Видишь, настроение у нас неплохое. Хотя все, конечно, отчаянно устали. Потом, как я тебе сказал, нет курева. Но это не важно. Главное – держимся. Они поэтому не пошли на Валенсию. Силы у них большие. Авиация: против одного нашего – десять. Мы на себе чувствуем, что такое «невмешательство». Блюма и Виара наши часто поминают, даже ругаются: «Эх ты, Виар!..» Пехоты у них тоже много, и пехота хорошая, не только макаронщики, как на Гвадалахаре, но марокканцы и наваррские части. Но все-таки я думаю, что мы удержимся. Вот только последнее время наши приуныли. Это из-за вас.
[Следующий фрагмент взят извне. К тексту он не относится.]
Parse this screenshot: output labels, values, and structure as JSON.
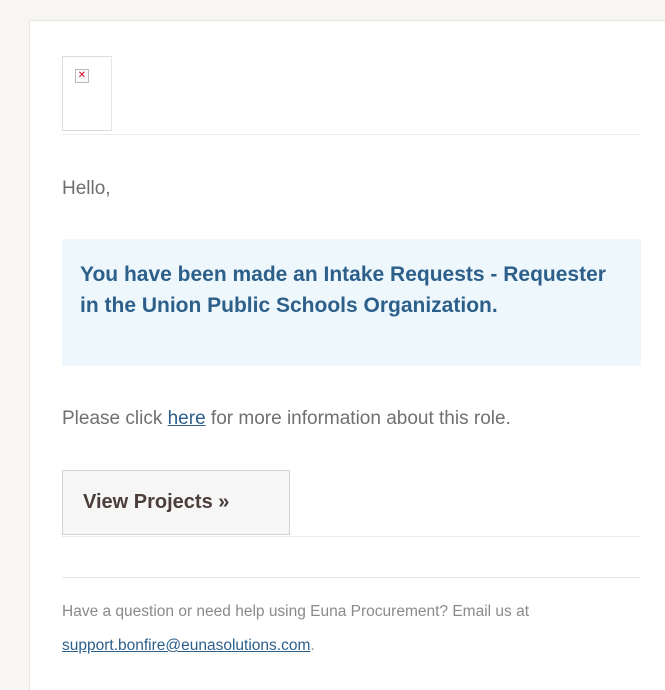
{
  "header": {
    "logo_icon": "broken-image-icon",
    "logo_glyph": "✕"
  },
  "greeting": "Hello,",
  "notice": {
    "text": "You have been made an Intake Requests - Requester in the Union Public Schools Organization."
  },
  "info": {
    "prefix": "Please click ",
    "link_text": "here",
    "suffix": " for more information about this role."
  },
  "cta": {
    "label": "View Projects »"
  },
  "footer": {
    "text": "Have a question or need help using Euna Procurement? Email us at ",
    "email": "support.bonfire@eunasolutions.com",
    "suffix": "."
  },
  "colors": {
    "accent": "#2d5f8b",
    "notice_background": "#eef7fb",
    "page_background": "#f8f6f3"
  }
}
Страшно взять в руки газету: опять какая-нибудь капитуляция. Испанцы на нас свысока поглядывают: что же вы за народ? И по-своему они правы. Но теперь, я думаю, все изменится. Дальше и отступать некуда. Сегодня по радио передали о частичной мобилизации. Наши приободрились. Придется и радикалам признать, что мы здесь сражаемся за Францию.

Письмо доставит хороший товарищ. Ты его пригрей – это человек без семьи и без родины. Он тебе расскажет о нашей жизни, о военных операциях. А чего не скажет, пойми сама. Поняла, о чем говорю? Все помню и часто вижу, как ты смотрела, тогда туман был… Одним словом понятно. Я даже не думал, что это может быть так сильно. А высказать трудно, особенно в письме. Остается только сказать, что верю в нашу близкую встречу и крепк крепко целую.